Partiti in stallo
Mattarella vigila

La prima giornata di consultazioni è andata come si prevedeva: una lussuosa routine senza alcun esito politico. Giorgio Napolitano avrà dato qualche buon consiglio, i due presidenti della Camera e del Senato anche, appena più venati dalle appartenenze politiche, e dal caravanserraglio dei gruppi misti sono arrivate mille posizioni diverse, tutte accomunate dall’attendismo interessato di chi prova a far valere qualche voto parlamentare in tempi di quasi-maggioranze.
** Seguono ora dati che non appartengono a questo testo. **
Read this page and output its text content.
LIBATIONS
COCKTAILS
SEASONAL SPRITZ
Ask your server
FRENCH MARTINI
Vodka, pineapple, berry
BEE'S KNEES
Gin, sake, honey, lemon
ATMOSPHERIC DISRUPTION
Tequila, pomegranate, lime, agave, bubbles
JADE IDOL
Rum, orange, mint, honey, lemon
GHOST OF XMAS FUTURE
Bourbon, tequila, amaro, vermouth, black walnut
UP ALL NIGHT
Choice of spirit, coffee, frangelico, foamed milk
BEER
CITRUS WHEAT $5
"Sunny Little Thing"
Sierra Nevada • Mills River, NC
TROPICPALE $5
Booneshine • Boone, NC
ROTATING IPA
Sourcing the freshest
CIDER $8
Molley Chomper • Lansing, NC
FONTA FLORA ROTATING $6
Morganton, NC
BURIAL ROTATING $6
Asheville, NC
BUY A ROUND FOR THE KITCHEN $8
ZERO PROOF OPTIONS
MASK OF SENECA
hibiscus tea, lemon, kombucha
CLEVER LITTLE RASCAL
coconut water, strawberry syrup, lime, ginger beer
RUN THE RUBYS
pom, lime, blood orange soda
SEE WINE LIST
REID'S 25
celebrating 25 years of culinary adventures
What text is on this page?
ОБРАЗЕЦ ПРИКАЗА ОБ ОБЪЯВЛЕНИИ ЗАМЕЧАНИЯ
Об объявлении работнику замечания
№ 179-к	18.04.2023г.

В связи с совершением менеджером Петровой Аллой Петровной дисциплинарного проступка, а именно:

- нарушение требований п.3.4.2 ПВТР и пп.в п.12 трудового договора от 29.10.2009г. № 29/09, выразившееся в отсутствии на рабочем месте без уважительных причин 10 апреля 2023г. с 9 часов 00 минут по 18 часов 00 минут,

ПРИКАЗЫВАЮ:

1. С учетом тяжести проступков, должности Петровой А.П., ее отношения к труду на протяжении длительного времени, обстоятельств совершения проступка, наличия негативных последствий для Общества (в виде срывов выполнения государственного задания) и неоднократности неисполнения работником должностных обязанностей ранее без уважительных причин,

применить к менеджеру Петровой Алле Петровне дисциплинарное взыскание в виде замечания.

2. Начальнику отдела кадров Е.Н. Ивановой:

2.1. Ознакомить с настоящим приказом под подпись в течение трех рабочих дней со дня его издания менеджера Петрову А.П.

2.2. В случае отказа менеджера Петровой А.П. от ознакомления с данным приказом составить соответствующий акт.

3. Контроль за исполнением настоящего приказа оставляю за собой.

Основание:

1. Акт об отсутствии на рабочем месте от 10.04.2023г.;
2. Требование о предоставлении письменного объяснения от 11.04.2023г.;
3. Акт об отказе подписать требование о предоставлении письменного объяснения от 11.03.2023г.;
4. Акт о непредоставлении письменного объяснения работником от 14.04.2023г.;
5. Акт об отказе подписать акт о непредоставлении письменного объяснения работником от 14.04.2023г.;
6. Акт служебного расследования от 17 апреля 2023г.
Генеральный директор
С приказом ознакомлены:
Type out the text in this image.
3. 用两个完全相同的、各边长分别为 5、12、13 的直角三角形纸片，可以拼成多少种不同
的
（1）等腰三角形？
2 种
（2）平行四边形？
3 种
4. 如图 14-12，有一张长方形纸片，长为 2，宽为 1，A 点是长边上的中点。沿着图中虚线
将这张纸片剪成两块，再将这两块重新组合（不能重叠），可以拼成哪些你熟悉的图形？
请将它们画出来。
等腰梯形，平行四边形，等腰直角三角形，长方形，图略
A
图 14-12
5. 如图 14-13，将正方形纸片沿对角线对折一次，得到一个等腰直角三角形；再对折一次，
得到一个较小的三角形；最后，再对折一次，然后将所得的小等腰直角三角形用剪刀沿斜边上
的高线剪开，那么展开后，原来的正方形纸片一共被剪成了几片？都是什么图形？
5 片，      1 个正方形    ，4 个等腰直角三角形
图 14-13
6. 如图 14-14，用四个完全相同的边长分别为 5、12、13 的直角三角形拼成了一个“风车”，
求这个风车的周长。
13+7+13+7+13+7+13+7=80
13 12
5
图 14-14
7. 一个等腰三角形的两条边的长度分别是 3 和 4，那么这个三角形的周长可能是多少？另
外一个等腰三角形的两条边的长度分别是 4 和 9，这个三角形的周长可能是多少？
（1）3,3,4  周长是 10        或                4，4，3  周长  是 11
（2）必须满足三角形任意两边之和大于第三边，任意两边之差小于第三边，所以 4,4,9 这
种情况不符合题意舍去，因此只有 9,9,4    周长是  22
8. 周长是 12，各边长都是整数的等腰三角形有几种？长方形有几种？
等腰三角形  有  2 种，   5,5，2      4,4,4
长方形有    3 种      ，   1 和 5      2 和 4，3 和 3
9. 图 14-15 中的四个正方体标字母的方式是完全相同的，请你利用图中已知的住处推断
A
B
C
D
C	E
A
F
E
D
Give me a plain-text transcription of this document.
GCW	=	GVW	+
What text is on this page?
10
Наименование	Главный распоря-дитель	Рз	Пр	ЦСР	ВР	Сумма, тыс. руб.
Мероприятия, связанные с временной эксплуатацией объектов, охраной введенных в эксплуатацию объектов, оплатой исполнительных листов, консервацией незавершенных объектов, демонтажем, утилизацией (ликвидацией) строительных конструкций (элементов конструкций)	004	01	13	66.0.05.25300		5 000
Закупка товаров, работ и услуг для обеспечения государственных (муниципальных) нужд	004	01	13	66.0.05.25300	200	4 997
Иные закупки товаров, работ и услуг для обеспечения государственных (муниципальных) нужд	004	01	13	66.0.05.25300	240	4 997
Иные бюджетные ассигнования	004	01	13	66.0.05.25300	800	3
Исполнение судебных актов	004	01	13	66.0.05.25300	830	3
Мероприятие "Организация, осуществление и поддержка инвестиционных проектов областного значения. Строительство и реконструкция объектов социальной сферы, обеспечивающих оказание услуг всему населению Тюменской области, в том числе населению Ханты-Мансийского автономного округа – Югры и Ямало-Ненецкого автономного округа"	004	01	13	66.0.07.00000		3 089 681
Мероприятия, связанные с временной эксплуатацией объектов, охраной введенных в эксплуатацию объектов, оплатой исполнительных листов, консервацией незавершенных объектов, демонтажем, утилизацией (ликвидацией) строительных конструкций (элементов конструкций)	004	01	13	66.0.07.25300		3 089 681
Un lampo dello scontro politico si è avuto solo con la Meloni, assai determinata a dire «no» ai governicchi, come li chiama lei, e a rivendicare al centrodestra il primato in questa legislatura tanto da rifiutare con sdegno i veti di Luigi Di Maio.

Posizione molto allineata con Berlusconi e a favore dell’unità di una coalizione di partiti che solo insieme possono pensare di prevalere se non vogliono, divisi, finire a far da cavalier serventi ai Cinque Stelle.Oggi si entra nel vivo, per modo di dire, con i partiti più grandi: Forza Italia, Lega, Pd, Movimento Cinque Stelle. Tutti ribadiranno le posizioni di partenza e in tre opporranno il rifiuto alle ultime proposte tattiche di Di Maio. Se qualcuno pensava che il centrodestra si sarebbe squagliato al primo diktat penta-stellato, almeno per ora si è sbagliato: il vertice tenutosi ieri ha ripetuto che Forza Italia, Lega e Fratelli d’Italia non ci stanno al gioco di chi vorrebbe dividerli emarginando Berlusconi e magari sottraendogli deputati e senatori.

A Di Maio che ha proposto a Salvini un contratto «alla tedesca» il salviniano Giorgetti ha risposto che loro non si macchieranno di un tradimento «all’italiana». Per soprammercato, Berlusconi ha ripetuto l’assoluta incompatibilità del suo partito e dei suoi alleati ad una intesa con il M5S. Insomma, per ora porte chiuse. Casaleggio proverà ancora a forzare i chiavistelli sapendo che nel campo ex berlusconiano le divisioni non mancano, come le suscettibilità e le ambizioni, ma per il momento sembra che non ci sia alcunché da fare. Anche la seconda porta cui bussa Di Maio resta chiusa. Il reggente del partito democratico Maurizio Martina (che si candida alla segreteria nell’assemblea del 21 aprile) ripete per l’ennesima volta che i dem resteranno all’opposizione anche se, ovviamente, oggi non potranno esimersi da dare al Capo dello Stato la disponibilità alla soluzione del rebus politico. Ma niente di più.

O meglio: se ci sarà qualcosa di più lo sapremo soltanto il 21 aprile quando, appunto all’assemblea, potranno venir fuori i mal di pancia di chi pensa che la linea aventiniana, imposta da Renzi all’indomani del voto e mai smentita, condanni il Pd all’irrilevanza politica. Molti pensano che Dario Franceschini possa farsi capofila di una simile tendenza, e forse è per questo che Di Maio in televisione ne ha tessuto l’elogio come ministro: mossa però un po’ ingenua che non dovrebbe aver commosso più di tanto il (finora dal M5S criticatissimo) responsabile dei Beni culturali. Insomma da ieri a oggi non un solo passo avanti. Per cui è probabile che Mattarella si prenderà un lungo fine settimana di riflessione prima di avviare un secondo giro di colloqui. Qualcuno si aspetta che in giornata il Capo dello Stato possa uscire dallo studio «alla Vetrata» e parlare con i giornalisti, un po’ per tirare le prima somme, un po’ per far pressione sui partiti. Il presidente della Repubblica ha in mano l’arma di una sua iniziativa che costringerebbe i partiti a schierarsi pro o contro: che ci si arrivi è possibile mentre l’ipotesi delle elezioni anticipate (di nuovo agitata da Salvini) è sicuramente l’ultima nella considerazione del Quirinale.